You have to believe: “God is contradicting Himself”, since it would not be consistent with His Love to not save everyone. While it is totally consistent with an all Loving God to save: all those, who of their own free will, are willing to accept salvation and not save all those who do not want to be saved “go to a place of only Godly type Love”. God is not going to force his Love, salvation on people and kidnap them to heaven.
I am not the one needing God or Christ to lie, as seen in the above answer.
It is of your own opinion that in order to prove He's loving God needs to save everyone. And it is of Jesus's own saying that He will lose nothing.
So.... since we know not everyone is redeemed; by your own belief system, both God is unloving and Jesus is a liar.
If you go with "Jesus is not a liar"; than you have to admit something is wrong with your notion that God can not be loving because He does not save everyone. Remember though, if you want to argue "what is fair"; "fair" would mean everyone ends up in the lake of fire because all are guilty of sin.
God just can't pretend sin is not there. It HAS to be atoned for. If God could just ignore it and just pardon them without their needing to be atoned for, there'd be no need for the crucifixion.
God decided before time began to save all who would accept His Charity.
This is not what the Scripture says though. Romans 9:11 is very clear, "before they'd done good or evil that the purpose of God according to election might stand; not of works but of Him (God) who calls."
Now you try to make the argument that Romans 9 is some form of literary device that Paul is using illustrating the contrast between Jew and Gentile. Except.... Jacob and Esau had the same mother and father. So, therefore it was not of genetic heritage that one was elect and the other wasn't.
(Which is the argument the Jews make even to this day; that they are "God's chosen people" because they are descendants of Abraham. (We won't get into the technicality that most modern Jews aren't even genetically Semitic; that's a different issue, linked to the fact that Jesus said the disobedient of the nation would be destroyed and "Israel" the earthly entity would actually cease to exist.) Yet that is indeed the argument made; that because of some ancestor in the distant past, God sees me more favorably than He sees you.)
Romans 9:10-13 illustrate this truth specifically that election is of God's own prerogative because there is no doubt that Jacob and Esau came from the same parents. In order to have twins, they have to be conceived at the same time; so it's not like one could even argue they had different fathers (which would account for why one was favored and the other was not).

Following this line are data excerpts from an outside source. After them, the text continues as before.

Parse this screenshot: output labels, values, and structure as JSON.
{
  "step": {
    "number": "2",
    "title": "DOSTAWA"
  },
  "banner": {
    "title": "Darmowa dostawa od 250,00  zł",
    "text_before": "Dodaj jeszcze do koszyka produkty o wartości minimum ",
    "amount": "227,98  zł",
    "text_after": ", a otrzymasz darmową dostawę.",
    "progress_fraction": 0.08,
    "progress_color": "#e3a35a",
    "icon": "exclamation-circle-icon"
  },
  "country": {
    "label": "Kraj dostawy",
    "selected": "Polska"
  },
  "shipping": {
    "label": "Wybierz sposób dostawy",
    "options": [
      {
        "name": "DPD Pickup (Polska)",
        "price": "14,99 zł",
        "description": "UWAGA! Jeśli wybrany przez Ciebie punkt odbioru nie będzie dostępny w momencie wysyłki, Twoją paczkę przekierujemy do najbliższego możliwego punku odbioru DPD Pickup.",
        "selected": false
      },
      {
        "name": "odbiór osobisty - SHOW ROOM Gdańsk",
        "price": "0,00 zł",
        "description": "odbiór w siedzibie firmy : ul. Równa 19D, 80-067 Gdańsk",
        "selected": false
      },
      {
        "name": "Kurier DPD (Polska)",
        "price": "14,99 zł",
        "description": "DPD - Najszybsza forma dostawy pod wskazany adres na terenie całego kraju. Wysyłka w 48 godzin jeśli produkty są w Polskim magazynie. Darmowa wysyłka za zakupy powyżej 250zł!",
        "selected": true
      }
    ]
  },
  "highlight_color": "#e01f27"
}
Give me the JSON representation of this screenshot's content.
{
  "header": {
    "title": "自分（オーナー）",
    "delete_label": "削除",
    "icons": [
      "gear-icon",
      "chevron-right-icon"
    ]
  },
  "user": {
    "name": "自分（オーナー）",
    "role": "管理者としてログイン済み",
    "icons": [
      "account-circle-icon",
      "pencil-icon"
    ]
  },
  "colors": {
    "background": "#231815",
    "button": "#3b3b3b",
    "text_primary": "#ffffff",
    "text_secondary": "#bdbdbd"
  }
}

No, as far as actual medical science has been able to determine; it's not even possible they would have had different fathers. Some claim based on alleged "outcomes" of paternity suits that it is possible for fraternal twins to have different fathers. That concept has been around since ancient times and twin pregnancies was often the grounds for accusing a woman of adultery in the past.
Yet medical research papers cite that the "research" in all these paternity cases is dubious at best. At least in situations where conception has not occurred on account of human intervention with the use of fertility treatment methods. There are cases where medical intervention has conceived fraternal twins with different fathers because of mistakes of donor mixups at the fertilization state, or implanting the wrong embryo.
As far as natural conception goes though; that possibility becomes far more remote, seeing how the window of opportunity for conception is only actually about 24 hours at the point the egg is released from the ovary. Sperm are only viable inside a female body for about 3 days; which if they are already present at the time the egg emerges from the ovary, there is a good chance fertilization will occur.
Medical science has also discovered that in cases of sperm present from multiple sources; the sperm that was "there first" will actually attack and kill the other sperm. And seeing how changes that take place within the female body occurs within 24 hours after conception, prevent the release of additional eggs, in order for fraternal twins to be conceived, both eggs have been released within that 24 hour window. So though the theoretical possibility of fraternal twins having different fathers is plausible; unless one is looking at a mother who's actually had multiple partners within that 24 hour window (for example - a prostitute), the probability is pretty remote.
So getting back to Romans 9; Paul uses the example of Jacob and Esau to prove the point that the determining factor of who is elect solely resides within God's prerogative. If that was not the force of the point he was making; he would have used Issac and Ishmael as his example; because they clearly had different mothers.
And if you have any doubt as to what the meaning of those verses in Romans 9 are; the following verses (in the same passage) are pretty clear.
15 For he saith to Moses, I will have mercy on whom I will have mercy, and I will have compassion on whom I will have compassion.
16 So then it is not of him that willeth, nor of him that runneth, but of God that sheweth mercy.
17 For the scripture saith unto Pharaoh, Even for this same purpose have I raised thee up, that I might shew my power in thee, and that my name might be declared throughout all the earth.
18 Therefore hath he mercy on whom he will have mercy, and whom he will he hardeneth.
So, stick with what the Scripture actually says, instead of claiming a passage's meaning is ambiguous based on the use of some "literary device".